I grant that, being predatory, much of the pleasure of eating a whole artichoke is tactile: the relentless plucking of exposed petals round and round from the outside in, scraping each leaf clean of its clinging flesh before casting it off, licking fingers along the way for stray bits of flesh, circling slowly but surely in on the prize heart at the bottom of it all, at last devoured in a well earned mouthful.
These are the pleasures, at any rate, of eating the medium sized artichokes that my mother stuffs with breading. The large mammola artichokes that the Romans famously steam upside down with garlic and herbs are best pared down to their edible cores, since they are large enough to offer satisfaction while the pared away parts being tough and bland do not, even after a garlic and oil treatment. At the opposite extreme are the little artichokes, which in Rome in are so young and tender in early spring that they can be eaten whole and raw, tiny chokes and all; but when not to be found as young and fresh as that, they are good roasted, with garlic and oil, as ever.
Chop your artichoke stem-cores finely and add them to the breadcrumbs. For each choke, add a small clove of garlic chopped very finely. Add lots of chopped fresh parsley together with grindings of black pepper. Then drizzle some extra virgin olive oil over all and mix it all together well. If the crumbs don’t start to cluster a bit, mix in more oil until they do. You want a moist, light, mealy sort of mixture you can take up with a fork.
* Trim each artichoke thus: pull away outer leaves toughened by age or misfortune; slice off (but save) its stem, to give it a flat bottom to sit upright upon; slice off its pointy head, to remove the prickly points of its leaves, leaving it with a flat top. Put the trimmed chokes in a bath of lemon water.
* Prepare the stuffing thus: for each artichoke, measure out 3 tablespoons of seasoned bread crumbs, 1 mounded tablespoon of freshly grated Pecorino Romano cheese, and a clove of garlic chopped fine. To this mound of seasoned breadcrumbs, add much freshly chopped parsley and many fresh grindings of black pepper. Then cut out the white core of each artichoke stem, chop it finely, and add it to the breading. Wth a fork mix in just enough extra virgin olive oil to the breading to make it mealy but still fluffy.

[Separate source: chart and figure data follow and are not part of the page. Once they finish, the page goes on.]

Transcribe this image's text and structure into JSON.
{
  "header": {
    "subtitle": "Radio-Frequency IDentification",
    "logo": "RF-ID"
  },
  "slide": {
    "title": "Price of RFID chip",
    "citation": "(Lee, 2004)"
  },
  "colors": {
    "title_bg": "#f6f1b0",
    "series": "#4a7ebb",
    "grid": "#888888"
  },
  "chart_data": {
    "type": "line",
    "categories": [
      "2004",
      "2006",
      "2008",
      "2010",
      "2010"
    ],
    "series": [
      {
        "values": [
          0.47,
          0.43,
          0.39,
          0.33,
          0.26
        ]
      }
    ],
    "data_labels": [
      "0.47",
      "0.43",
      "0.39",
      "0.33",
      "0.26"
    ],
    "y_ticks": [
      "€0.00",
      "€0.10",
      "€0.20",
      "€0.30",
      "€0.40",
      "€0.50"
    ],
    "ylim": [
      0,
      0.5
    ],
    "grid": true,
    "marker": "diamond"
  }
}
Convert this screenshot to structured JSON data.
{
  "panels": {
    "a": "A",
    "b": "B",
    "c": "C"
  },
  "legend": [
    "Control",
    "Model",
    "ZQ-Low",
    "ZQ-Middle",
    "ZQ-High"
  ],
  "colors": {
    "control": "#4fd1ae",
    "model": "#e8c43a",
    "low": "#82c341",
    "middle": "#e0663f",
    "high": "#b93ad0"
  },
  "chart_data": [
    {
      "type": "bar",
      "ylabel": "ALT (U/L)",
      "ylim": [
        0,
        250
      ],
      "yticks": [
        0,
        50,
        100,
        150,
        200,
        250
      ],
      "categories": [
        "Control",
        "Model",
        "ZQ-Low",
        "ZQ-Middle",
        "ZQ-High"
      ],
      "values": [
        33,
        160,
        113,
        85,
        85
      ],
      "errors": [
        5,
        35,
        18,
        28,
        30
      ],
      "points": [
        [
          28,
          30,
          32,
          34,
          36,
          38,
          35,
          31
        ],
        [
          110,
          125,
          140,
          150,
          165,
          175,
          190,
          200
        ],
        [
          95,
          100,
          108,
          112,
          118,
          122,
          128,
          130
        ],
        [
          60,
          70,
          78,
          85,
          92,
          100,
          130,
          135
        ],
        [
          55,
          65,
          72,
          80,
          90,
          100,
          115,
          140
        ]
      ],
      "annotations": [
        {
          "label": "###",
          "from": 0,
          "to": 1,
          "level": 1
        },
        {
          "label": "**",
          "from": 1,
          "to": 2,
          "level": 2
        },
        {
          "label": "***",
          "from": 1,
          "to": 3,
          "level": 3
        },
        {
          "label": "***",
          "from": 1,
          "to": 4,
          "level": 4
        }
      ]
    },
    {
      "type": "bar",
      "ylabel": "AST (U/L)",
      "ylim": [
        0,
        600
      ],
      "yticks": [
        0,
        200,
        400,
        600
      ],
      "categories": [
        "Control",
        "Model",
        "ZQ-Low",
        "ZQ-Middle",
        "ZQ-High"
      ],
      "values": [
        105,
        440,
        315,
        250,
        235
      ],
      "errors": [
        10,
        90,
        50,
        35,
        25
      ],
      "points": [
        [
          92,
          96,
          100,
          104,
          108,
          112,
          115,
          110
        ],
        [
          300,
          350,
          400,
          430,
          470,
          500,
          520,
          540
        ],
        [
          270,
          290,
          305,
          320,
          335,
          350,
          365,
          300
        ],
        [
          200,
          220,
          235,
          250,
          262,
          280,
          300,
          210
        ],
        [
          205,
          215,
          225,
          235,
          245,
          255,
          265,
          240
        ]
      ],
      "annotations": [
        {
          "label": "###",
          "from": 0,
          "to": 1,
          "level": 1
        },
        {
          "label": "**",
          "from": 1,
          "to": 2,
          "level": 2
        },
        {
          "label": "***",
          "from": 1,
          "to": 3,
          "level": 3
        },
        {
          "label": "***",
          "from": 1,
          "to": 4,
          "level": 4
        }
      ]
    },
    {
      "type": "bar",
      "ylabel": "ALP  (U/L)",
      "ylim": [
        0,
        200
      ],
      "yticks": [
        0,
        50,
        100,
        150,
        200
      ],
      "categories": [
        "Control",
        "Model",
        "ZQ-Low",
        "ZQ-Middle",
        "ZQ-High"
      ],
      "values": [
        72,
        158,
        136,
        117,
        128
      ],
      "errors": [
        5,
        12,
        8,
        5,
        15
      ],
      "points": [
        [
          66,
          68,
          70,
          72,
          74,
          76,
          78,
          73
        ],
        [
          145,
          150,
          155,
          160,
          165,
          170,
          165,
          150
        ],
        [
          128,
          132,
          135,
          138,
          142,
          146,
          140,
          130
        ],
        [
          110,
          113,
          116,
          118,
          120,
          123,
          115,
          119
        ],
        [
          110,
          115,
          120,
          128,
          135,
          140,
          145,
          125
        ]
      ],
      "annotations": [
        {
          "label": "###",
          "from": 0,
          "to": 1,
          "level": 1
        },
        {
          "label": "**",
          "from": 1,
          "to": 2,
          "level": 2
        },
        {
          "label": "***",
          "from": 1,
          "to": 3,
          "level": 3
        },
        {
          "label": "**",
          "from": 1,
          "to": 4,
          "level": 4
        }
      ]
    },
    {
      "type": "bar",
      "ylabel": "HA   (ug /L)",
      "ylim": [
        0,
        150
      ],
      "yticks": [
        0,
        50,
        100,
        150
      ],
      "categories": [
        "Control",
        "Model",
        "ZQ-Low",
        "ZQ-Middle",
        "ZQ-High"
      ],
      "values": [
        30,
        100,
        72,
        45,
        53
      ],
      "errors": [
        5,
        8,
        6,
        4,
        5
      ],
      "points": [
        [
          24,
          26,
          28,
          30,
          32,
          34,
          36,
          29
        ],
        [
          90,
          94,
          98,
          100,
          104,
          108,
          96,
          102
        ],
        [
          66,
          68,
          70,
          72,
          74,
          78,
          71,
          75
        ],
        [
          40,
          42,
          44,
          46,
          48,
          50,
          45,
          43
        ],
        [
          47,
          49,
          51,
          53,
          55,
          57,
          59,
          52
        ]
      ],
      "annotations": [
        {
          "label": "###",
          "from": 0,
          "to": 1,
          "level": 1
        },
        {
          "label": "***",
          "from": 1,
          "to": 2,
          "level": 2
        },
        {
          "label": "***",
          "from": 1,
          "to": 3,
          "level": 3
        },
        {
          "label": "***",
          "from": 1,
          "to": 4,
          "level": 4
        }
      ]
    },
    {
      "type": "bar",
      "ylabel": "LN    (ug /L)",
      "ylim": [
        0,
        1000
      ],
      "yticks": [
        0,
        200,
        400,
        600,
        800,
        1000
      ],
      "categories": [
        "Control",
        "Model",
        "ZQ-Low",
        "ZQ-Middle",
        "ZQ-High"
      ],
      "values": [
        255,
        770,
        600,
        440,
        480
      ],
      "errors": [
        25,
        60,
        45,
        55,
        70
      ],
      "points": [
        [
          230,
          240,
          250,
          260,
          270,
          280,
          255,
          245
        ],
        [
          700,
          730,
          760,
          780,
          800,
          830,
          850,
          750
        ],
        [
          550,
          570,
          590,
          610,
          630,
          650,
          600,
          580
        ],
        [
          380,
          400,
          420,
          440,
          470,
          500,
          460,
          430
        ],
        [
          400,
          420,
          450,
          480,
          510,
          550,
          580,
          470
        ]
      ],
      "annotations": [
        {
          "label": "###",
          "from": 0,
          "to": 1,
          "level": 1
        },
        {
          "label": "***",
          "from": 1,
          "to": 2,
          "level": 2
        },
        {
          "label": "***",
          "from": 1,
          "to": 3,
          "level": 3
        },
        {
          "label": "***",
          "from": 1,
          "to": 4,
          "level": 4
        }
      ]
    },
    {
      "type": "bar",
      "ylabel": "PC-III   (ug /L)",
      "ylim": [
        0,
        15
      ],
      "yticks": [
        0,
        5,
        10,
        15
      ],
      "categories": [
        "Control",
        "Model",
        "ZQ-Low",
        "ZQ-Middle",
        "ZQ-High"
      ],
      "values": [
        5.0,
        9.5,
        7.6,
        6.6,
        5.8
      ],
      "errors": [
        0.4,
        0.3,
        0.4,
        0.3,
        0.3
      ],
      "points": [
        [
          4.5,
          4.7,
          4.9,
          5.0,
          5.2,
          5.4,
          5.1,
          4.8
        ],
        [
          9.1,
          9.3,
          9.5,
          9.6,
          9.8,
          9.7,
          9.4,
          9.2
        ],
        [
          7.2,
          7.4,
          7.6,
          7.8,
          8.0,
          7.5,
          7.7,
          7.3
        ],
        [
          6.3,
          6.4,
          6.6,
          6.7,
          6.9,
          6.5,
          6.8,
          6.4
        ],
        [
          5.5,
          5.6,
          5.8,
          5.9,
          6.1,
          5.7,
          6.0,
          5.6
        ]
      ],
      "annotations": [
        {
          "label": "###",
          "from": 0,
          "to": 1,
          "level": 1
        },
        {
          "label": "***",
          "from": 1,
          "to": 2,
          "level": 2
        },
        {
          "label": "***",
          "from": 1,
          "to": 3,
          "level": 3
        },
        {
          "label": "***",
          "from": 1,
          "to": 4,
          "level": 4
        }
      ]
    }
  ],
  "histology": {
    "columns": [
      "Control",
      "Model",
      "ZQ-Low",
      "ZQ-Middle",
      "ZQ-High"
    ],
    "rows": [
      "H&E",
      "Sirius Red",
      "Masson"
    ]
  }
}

* Now stuff each artichoke thus: spiraling from outer leaves to inner, grab the artichoke with your left hand and use your left thumb to pull inner leaves inward and out of the way, while with your right hand you use a fork to pick up some breading and wedge it into the base of the leaf being stuffed. Continue stuffing spirally, leaf by leaf, to the center. When you tire, remember that you're being loving.
* As you go, arrange the stuffed artichokes snugly in a pot. Wedge bit wedges of peeled potatoes in between the artichokes.
* Now put a pot of water to boil, and a pan of light olive oil to heat (perhaps a tablespoon of oil per artichoke). Add several whole garlic cloves, lightly crushed or scored, to the heating oil. When the cloves sizzle, tip the pan to float them in the oil. As soon as they color and sweeten, pour out the pan of garlicky oil evenly all over the artichokes in the pot. Sprinkle the artichokes evenly all over with salt and fresh grindings of black pepper.
* Put the pot of artichokes over medium heat, covered, to heat up, and sweat, and sizzle. When they smell good and look pretty, pour boiling water into the pot to come barely half way up the stuffed artichokes. Easy does it -- you don't want to wash your stuffing out of your artichokes! Perhaps add a bay leaf, if per chance you have one.
* Leaving the cover barely ajar, cook the artichokes until the hearts yield tenderly to a probing fork, perhaps 30, perhaps 40, even 50 minutes. Turn off the heat, and let them cool down to warm, so that that they can be eaten by hand.
* Eat thus: from the outside in, spirally, pull off each leaf and with your top teeth scrape off its clinging artichoke flesh together with its lovingly stuffed breading. I recommend you pile up your scraped leaves neatly on the side of your plate. When you get to the heart at the bottom of things, scrape away all its hairy choke with a knife or fork, and then engulf the heart of the thing, albeit lovingly.
* Eat the potatoes whenever and however you please.
Braised with Potatoes
* Add an abundant allowance of chopped garlic to an expansive pool of olive oil. Turn up the heat to medium, and sauté just until the garlic blushes golden.
* Off heat, add the drained hearts and potatoes, with a generous sprinkling of salt. Cover the pan , return to the heat, and sweat the hearts and potatoes, with a flip or two in between, until they glisten with the oil.
* Sprinkle the hearts and potatoes with a generous pile of freshly chopped Italian parsley and grindings all over of black pepper. Flip and fold to mix.
* Now add either boiling water, chicken broth, or both (I like half 'n half), to half way up the hearts and potatoes. Bring the liquids to a lively simmer before flipping the hearts and potatoes in them.
* Bring the pan down to a gentle but still steady simmer, put the cover on ajar, and cook until the potatoes are soft. Correct for salt and pepper, needless to say.